滅多に見せない尾羽を広げてくれました。
生活に必要な住に関わる信頼関係に広がりを見せている問題が発生した。建物を支える地盤改良に使用したコンクリート杭の支持基盤に到達しているというデータが流用され実際と異なることが判明したからである。マンションの住民が、手すりのズレに気づき、その原因を調査する過程で生じた事柄である。この業者が手がけたマンション等は全国に4000棟にも及び、住民の不安は止まるところを知らぬ状態が続いている。改築や、新築となるとすでに生活している居住者にとっては、補償問題等多くの難題に遭遇する。
こうした問題の再発を防ぐために投げかけられた課題は今後どのようにして改善を図っていくか、業界や国を挙げての対策を講じていかなければならない。まずは手がけた建物の調査であるが、公表を拒む居住者も多いと聞いている。同様な不正が総てではないにしても、資産価値の低下は容易に想像がつく。補償が十分行われたとしても立て替え等の期間は仮住居に移転する必要もあろう。居住地域が異なれば、生活全般にわたって影響を受ける。ここは粛々と進めなければならないが、同様な手抜きやデータの改ざんは、同業多社に及ぶ可能性もあり得る。大手に同様な不正が判明すれば、業界全体の信頼関係は失墜する。
原因を追及している段階でのコメントは避けたいが、自分なりに思いついたことについて述べることにしたい。建設業の重層構造はゼネコン、一次下請け、二次下請け以下、下請けが孫、ひ孫、玄孫と続く。管理体制が複雑化し、最先端で工事に関わる人材は、専門家ではなく、日雇いや、非正規労働者である。人材不足のため、外国人労働者も多い。
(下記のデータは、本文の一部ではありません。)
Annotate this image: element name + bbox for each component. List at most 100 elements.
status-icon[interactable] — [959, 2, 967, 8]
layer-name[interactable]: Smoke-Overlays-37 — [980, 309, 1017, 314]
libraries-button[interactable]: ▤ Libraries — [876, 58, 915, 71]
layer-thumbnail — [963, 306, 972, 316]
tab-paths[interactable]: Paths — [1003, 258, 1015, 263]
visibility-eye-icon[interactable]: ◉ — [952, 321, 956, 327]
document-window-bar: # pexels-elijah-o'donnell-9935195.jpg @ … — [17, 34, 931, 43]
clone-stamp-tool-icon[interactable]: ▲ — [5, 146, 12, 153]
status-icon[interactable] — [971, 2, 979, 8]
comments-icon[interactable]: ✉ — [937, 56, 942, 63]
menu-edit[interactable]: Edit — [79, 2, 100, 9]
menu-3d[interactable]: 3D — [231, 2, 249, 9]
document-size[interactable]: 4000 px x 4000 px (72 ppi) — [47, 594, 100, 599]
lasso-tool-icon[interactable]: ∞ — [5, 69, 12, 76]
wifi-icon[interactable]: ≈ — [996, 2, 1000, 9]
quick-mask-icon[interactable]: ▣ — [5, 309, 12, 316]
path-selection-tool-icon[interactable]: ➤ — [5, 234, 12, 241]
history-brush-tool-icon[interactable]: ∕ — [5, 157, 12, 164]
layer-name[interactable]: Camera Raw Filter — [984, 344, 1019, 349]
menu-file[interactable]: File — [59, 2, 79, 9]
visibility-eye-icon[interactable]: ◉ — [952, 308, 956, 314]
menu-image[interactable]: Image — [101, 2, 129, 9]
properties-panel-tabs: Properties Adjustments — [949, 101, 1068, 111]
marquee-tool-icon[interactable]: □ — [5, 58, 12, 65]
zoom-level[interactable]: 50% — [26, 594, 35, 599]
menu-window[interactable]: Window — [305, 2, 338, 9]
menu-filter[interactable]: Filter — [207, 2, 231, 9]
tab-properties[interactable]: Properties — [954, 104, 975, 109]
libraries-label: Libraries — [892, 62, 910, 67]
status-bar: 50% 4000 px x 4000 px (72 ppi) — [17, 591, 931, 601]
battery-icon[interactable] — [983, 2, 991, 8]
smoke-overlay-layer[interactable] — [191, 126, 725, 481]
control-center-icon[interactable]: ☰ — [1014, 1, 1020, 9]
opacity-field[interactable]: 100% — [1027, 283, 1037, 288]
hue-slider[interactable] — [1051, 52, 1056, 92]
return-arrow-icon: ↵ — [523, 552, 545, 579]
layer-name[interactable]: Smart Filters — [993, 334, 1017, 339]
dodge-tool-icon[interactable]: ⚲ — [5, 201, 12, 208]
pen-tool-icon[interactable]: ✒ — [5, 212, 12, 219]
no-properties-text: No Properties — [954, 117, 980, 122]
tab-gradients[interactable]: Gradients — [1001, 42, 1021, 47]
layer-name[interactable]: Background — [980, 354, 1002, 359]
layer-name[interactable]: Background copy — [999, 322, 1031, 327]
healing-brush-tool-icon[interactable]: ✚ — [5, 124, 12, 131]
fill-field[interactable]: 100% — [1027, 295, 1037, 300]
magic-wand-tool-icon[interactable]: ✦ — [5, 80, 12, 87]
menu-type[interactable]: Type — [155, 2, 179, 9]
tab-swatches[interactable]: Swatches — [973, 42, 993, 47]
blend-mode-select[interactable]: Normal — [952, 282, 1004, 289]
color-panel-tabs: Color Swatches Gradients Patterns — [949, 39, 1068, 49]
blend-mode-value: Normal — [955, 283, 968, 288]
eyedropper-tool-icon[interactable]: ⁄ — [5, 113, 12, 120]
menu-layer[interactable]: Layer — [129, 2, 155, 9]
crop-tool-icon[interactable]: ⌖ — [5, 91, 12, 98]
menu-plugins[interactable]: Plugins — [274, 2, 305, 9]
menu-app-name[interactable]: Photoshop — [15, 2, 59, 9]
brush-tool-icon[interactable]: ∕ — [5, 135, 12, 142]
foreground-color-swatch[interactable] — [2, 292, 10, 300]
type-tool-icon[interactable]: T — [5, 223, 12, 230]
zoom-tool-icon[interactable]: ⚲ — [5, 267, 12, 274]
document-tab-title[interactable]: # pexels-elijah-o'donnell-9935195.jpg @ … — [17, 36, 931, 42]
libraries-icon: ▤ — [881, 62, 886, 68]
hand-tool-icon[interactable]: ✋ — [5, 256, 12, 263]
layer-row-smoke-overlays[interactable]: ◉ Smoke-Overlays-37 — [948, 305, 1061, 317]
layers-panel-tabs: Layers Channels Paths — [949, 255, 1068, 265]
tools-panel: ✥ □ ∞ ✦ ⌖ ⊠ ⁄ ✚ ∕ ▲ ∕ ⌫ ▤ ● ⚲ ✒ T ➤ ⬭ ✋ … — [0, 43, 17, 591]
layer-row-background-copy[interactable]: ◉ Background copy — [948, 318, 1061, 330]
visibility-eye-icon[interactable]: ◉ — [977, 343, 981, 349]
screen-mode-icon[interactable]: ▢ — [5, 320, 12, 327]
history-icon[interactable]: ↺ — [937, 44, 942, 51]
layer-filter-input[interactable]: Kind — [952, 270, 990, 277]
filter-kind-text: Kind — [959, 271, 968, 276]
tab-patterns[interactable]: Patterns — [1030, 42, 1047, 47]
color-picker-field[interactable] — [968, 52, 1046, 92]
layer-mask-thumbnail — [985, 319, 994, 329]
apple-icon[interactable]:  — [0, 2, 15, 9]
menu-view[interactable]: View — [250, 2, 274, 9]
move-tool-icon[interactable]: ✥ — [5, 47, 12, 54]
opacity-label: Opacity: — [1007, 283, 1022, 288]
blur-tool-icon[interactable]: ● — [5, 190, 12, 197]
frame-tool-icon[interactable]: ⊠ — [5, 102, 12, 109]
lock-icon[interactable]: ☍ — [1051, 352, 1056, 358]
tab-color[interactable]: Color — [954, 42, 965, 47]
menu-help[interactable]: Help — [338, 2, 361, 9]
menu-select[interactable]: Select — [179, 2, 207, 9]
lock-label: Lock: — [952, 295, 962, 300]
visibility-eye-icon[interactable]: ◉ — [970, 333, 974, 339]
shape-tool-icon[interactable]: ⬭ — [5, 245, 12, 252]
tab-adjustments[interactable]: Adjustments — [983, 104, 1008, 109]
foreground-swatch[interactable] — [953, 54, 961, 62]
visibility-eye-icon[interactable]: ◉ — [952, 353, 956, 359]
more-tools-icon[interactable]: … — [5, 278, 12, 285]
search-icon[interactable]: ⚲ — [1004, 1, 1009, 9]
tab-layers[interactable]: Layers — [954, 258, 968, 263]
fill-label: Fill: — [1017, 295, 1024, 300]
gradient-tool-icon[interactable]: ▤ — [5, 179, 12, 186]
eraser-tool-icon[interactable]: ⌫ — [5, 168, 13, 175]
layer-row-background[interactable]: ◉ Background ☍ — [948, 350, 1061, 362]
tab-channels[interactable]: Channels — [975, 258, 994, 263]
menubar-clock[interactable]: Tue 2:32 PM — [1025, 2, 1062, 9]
このことはプロの職人集団ではなく、将に素人集団が関わっていることである。経験が乏しく、低賃金で3K職種でもある。工期が決まっていればどこかに手抜きが行われることが常態化するという問題が内在しているのである。
重層構造をすぐに改善できないことは利益追求が根底にあり、効率を最大限に追求した結果であるため、そう簡単に構造転換は難しい。では管理体制を強めること、法整備を強力にといっても、業界全体に及び、管理だけではどうにもならない。自然を相手の仕事で、地形等バリエーションも多く、知らなくてはならないことが多い。とはいえ、時間はかかるが、専門家の養成以外に解決策はない。人材の育成である。
若者が集まらない世界でもあり、魅力的な職場への一層の改善が求められているのであり、デザインや営業ばかりに就職希望者が集まるのは、どこかでミスリードが行われているに違いない。本質的な信頼関係の醸成は、居住者の性善説にあぐらをかいてきた業界の怠慢が起こした事故ともいえる。